Ao ser citada, a editora frisou que é responsável apenas pela impressão, publicação e divulgação da obra literária, sem relação com o seu conteúdo. Logo, não pode inibir uso de figuras de linguagem nem proibir citações fictícias e espirituais, utilizadas sob total responsabilidade do escritor. “Não há citação do nome das vítimas ou dos seus familiares, o que inviabiliza reparação à honra ou à imagem”, ressaltou.

Primeira instância

A 3ª Vara Cível da Comarca de Santa Maria havia julgado improcedente a ação indenizatória intentada pelo casal, por entender que o direito à liberdade de expressão (artigo 5º), exercido pelos réus, não violou intimidade, vida privada, honra ou imagem dos autores), assegurados na Carta Magna. Com isso, não se poderia falar em pagamento de indenização por danos morais nem a retirada do livro de circulação.

O juiz Michel Martins Arjona seguiu na mesma linha da defesa de Trevisan, de que o livro se valeu de muitas parábolas e alegorias, ferramentas empregadas frequentemente em textos religiosos, com o objetivo usar a fantasia e a espiritualidade como meio de explorar a realidade. “A obra apenas trouxe mensagens que proporcionam uma análise espiritual e acalentadora dos fatos ocorridos, o que condiz com o gênero da autoajuda, pelo qual o autor é reconhecido no mercado editorial”.

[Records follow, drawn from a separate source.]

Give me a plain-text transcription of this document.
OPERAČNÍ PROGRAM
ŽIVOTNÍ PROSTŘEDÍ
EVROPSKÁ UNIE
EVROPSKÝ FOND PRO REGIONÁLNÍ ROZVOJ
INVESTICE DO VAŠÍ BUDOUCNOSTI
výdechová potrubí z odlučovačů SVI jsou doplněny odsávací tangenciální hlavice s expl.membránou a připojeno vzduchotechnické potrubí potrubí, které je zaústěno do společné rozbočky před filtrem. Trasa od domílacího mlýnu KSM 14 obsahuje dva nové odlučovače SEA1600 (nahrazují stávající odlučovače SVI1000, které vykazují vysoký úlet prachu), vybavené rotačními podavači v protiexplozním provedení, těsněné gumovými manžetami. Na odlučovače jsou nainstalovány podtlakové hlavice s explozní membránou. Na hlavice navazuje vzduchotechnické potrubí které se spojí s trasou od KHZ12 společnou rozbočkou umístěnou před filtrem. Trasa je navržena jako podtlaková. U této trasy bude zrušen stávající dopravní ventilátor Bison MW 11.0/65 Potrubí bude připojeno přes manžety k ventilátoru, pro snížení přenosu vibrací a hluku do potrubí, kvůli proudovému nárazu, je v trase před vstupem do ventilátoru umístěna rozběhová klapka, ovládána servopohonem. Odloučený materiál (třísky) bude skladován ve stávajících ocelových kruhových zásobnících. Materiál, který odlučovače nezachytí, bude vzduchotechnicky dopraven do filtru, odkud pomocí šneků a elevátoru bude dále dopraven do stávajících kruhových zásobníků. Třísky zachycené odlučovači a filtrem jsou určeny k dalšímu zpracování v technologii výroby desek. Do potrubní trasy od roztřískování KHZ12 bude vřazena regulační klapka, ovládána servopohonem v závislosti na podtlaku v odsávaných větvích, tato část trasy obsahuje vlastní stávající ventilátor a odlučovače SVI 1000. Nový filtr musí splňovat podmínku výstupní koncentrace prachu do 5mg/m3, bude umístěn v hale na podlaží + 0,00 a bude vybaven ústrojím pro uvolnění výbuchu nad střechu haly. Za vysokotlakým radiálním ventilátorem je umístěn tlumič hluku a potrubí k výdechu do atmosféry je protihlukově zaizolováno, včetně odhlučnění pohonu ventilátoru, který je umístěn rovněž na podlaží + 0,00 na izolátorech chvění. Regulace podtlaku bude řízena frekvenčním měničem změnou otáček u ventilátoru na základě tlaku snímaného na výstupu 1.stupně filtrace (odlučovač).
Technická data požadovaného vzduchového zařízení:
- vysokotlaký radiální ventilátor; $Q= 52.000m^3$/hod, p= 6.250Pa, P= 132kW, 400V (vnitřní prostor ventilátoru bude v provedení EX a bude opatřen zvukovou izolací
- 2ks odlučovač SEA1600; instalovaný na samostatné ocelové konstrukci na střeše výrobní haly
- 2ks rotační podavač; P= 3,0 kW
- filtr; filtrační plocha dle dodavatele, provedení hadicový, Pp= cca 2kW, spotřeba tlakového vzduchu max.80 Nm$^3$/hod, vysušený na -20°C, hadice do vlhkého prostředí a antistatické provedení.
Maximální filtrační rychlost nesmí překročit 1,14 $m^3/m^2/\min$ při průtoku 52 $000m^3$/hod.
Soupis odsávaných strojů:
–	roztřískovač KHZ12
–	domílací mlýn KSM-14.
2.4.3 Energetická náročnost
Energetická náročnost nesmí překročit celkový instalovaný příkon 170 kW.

“Ademais, destaca-se que a obra não se utiliza de nomes ou imagens das vítimas ou familiares, nem de referências que direcionem os trechos impugnados diretamente aos parentes das vítimas, de modo que não se verifica na obra a alegada lesão à imagem ou nome de qualquer pessoa”, complementou o magistrado.

Ainda segundo Arjona, o laudo da perícia médica, em conjunto com as demais provas, não permite concluir que a leitura de trechos do livro se constituiu em causa exclusiva de dor, sofrimento e abalo psicológico dos autores da ação indenizatória: “Deve-se considerar que ambos encontravam-se em evidente elaboração da perda precoce da filha, ocorrida dois meses antes da publicação do livro, não sendo possível distinguir os sintomas oriundos do luto natural dos decorrentes da leitura da obra”.